Now, while parenting is inherently challenging, unfortunately lots of parents make it way worse and far less rewarding for themselves. This is another big objection to having a child, that it’s really annoying. Now, while there are some built-ins you can’t fault the kids for — say, babies needing to nurse at night, although that really only needs to last about six to eight months — kids also have a way of revealing parents’ character flaws in unflattering ways.

People don’t like to look at themselves in the mirror and see an impatient, selfish, domineering, cowardly person staring back. Yet this is what parenting does to all of us. It reveals who we really are, and that truth is usually really uncomfortable. Motherhood and fatherhood demand not only our personal best in interpersonal management, human leadership, and personal character growth, but that our personal best continually becomes better in all these respects and more.

Parenthood Is an Indelible Mark of Maturity and Love

My parenting besetting sin, for example, is trying to make my job easier by ignoring and avoiding my kids’ wrongdoing, rather than stepping in to restrain verbal or physical violence and using the incident as a learning opportunity for both mom and child. This aspect of my personality could have long laid hidden, revealing itself much less obviously or frequently in friendships and professional life. Not with kids. You can hide from friends and colleagues, but you can’t hide from your two-year-old going postal on his brother.

When you do that, however, you are doing a service to both the perpetrator and victim, helping them become adults who restrain their worst impulses and unleash their best. We obviously need lots more of those, and always will. You are also doing a service to yourself in learning exactly how to lead and serve others, which are higher and purer forms of love because they involve self-sacrifice.

Lastly, you are doing a service to society in helping refine and develop your local and not-so-local human ecosystems through attention and care. In so doing, you make yourself a better person, which also benefits your neighbors. Without this common, ongoing human cultivation effort, society disintegrates.

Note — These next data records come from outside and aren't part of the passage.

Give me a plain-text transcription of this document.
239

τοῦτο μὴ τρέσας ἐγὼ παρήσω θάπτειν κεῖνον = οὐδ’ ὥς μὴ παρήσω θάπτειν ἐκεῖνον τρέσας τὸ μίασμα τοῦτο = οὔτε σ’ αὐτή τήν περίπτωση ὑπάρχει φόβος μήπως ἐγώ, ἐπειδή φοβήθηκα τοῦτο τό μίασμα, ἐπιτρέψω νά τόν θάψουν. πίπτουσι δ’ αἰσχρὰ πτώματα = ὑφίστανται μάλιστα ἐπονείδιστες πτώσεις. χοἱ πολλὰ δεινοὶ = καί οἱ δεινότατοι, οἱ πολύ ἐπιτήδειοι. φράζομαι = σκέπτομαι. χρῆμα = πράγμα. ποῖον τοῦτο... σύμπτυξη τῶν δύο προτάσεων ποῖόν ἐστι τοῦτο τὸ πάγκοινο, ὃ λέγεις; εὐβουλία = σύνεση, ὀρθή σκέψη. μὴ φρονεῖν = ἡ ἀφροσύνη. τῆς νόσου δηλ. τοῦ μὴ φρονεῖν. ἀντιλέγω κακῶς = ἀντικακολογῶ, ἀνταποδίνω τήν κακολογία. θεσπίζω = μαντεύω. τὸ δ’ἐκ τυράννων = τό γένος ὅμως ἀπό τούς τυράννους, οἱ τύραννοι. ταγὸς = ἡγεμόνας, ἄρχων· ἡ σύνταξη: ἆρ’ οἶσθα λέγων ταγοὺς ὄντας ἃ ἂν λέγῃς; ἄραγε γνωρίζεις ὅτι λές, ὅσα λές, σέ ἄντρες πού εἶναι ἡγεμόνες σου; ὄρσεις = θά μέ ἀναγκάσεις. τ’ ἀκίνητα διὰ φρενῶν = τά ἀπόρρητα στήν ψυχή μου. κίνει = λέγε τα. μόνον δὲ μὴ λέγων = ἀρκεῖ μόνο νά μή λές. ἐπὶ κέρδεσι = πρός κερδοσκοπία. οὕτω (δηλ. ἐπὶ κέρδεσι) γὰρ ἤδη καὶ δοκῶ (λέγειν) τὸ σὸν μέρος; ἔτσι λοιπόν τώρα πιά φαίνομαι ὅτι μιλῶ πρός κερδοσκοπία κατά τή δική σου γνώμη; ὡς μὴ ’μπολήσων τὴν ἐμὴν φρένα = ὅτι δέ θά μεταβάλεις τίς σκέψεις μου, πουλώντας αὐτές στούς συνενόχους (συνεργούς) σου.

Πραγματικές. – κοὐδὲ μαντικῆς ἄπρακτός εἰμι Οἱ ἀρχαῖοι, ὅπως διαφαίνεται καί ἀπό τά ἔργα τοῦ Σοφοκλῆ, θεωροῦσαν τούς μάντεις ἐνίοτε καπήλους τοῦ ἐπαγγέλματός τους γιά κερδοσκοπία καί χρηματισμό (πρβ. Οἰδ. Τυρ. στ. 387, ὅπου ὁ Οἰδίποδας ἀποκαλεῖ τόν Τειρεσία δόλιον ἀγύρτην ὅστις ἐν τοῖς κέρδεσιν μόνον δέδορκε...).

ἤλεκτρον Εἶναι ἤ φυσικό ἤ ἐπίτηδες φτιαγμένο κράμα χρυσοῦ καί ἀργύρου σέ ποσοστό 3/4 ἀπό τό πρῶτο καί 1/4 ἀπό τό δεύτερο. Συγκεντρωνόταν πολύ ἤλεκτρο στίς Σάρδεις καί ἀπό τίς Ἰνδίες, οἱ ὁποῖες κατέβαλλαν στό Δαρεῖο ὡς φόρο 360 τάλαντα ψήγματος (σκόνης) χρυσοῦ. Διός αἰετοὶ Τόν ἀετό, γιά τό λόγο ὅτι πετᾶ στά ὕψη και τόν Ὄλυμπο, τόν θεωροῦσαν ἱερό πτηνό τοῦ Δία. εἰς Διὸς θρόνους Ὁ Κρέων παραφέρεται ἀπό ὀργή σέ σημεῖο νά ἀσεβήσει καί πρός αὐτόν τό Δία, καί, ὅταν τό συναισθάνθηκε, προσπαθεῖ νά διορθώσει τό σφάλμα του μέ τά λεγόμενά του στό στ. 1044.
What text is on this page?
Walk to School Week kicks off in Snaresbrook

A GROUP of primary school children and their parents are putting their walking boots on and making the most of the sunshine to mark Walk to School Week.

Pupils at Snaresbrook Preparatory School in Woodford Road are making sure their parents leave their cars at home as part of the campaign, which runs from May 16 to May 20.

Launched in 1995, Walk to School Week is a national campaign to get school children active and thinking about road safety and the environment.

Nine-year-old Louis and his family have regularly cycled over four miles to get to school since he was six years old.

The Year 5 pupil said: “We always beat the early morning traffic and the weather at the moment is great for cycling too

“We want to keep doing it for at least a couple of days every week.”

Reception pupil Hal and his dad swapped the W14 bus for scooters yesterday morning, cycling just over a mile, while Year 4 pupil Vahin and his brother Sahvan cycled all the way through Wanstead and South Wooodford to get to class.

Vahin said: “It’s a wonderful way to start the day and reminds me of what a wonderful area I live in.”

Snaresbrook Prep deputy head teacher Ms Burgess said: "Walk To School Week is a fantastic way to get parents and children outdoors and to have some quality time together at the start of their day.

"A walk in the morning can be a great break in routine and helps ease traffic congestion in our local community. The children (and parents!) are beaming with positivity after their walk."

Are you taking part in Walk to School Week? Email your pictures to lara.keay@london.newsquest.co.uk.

Thus our increasing refusal to perpetuate and improve humanity through cultivating our own families as much as we are able is a sign of individual and collective degradation. We need as many Chip and Joanna Gaineses as possible, because until the end of time we need as many happy, self-giving humans as possible.

That doesn’t mean somewhere out there someone else should do it. It means, to the fullest extent possible, you should. If you can’t grow your own kids, help grow someone else’s. Doing so is one of the primary marks of a fully adult, fully actualized human person.